Monday, Aug. 14, 1989
America Abroad
By Strobe Talbott
If nothing else, the month-long international conference in Paris dramatizes the importance and complexity of events in Cambodia. After more than ten years of occupation, Vietnamese troops are due to pull out next month. At issue in Paris is what happens next -- a new round of civil war or a coalition government? And should a coalition include the Khmer Rouge, the murderous ultra-Maoists whom the Vietnamese drove into the jungle?
The Khmer Rouge's principal backer is China. Prince Norodom Sihanouk, who also relies on Chinese patronage, is the overall leader of the resistance and likely to head any coalition. Although the Khmer Rouge slaughtered 40 of his relatives, Sihanouk, like the U.S., has given priority to getting the Vietnamese out of Phnom Penh, even if it means letting some Khmer Rouge back in. Also like the U.S., he is hoping it will be easier to neutralize the Khmer Rouge if some of them are running ministries rather than assassinating ministers.
Hun Sen, the Prime Minister of the Vietnamese-sponsored regime, is ready to share power with Sihanouk but not with the Khmer Rouge -- and for good reason: whether or not they are allowed into a coalition, they will certainly try to keep their camps and arms caches. Some level of fighting would go on. It is a question of whether the Khmer Rouge are granted government portfolios and political legitimacy along with their military strength. Attending the Paris conference last week, Secretary of State James Baker said, "The United States strongly believes that the Khmer Rouge should play no role in Cambodia's future." That statement was an improvement on one he made in April, when he accepted the inclusion of the Khmer Rouge in a coalition as "a fact of life." Last week he went on to say that American support for a new Cambodian government "will directly and inversely depend on the extent of Khmer Rouge participation."
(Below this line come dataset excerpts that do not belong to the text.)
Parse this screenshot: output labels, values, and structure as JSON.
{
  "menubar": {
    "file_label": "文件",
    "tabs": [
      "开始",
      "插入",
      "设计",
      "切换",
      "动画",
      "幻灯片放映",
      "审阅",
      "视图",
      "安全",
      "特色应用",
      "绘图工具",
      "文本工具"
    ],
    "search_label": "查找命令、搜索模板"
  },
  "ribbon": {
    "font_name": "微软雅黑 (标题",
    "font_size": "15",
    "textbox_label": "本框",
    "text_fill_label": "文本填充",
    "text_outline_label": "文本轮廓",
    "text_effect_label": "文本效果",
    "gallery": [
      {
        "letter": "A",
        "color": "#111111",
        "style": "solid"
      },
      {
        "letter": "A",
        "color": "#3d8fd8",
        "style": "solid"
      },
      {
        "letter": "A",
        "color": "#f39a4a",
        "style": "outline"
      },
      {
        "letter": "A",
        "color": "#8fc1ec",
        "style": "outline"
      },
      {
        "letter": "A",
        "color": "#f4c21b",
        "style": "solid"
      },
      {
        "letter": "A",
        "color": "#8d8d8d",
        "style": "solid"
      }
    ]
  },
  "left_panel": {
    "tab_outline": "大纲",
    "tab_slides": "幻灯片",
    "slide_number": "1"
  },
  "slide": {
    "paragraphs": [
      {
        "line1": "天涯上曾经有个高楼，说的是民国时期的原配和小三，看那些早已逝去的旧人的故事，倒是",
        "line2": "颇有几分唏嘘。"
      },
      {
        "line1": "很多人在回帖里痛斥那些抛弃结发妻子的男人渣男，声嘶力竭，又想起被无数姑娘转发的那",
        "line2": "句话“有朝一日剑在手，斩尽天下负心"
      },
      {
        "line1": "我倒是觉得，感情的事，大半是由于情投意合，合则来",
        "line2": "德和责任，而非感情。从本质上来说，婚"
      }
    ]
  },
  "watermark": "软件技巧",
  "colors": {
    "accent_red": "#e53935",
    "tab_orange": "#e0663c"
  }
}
Unfortunately Baker undercut the logic of his new position by saying that if Sihanouk insists on maintaining his unholy alliance with the Khmer Rouge, the U.S. will go along. Sihanouk, in turn, says he will continue to reserve a place for the Khmer Rouge in the coalition as long as the Chinese insist on it. So on this key issue, Washington is taking its lead from Beijing. The aging tyrants responsible for the massacre in Tiananmen Square are, with American acquiescence, bestowing respectability on the butchers responsible for the killing fields.
It should be the other way around. The Bush Administration should be trying harder to get China -- itself in need of some respectability these days -- to abandon its most disgraceful clients. The U.S. should also withhold aid to Sihanouk until he breaks with the Khmer Rouge entirely. Perhaps, deprived of all international tolerance, they will suffer defeats, lose their ability to recruit troops and fade into history.
Baker implied that Hun Sen and his Vietnamese mentors are no better than the Khmer Rouge. The Secretary of State warned that the Cambodian people may "be forced to choose between being eaten by a tiger or devoured by a crocodile." But this parallel does not stand up. Hun Sen has been rebuilding the country that the Khmer Rouge destroyed. If it ever comes to a hard choice between him and the Khmer Rouge, as indeed it might, the Cambodian people would without doubt choose Hun Sen. So should the U.S.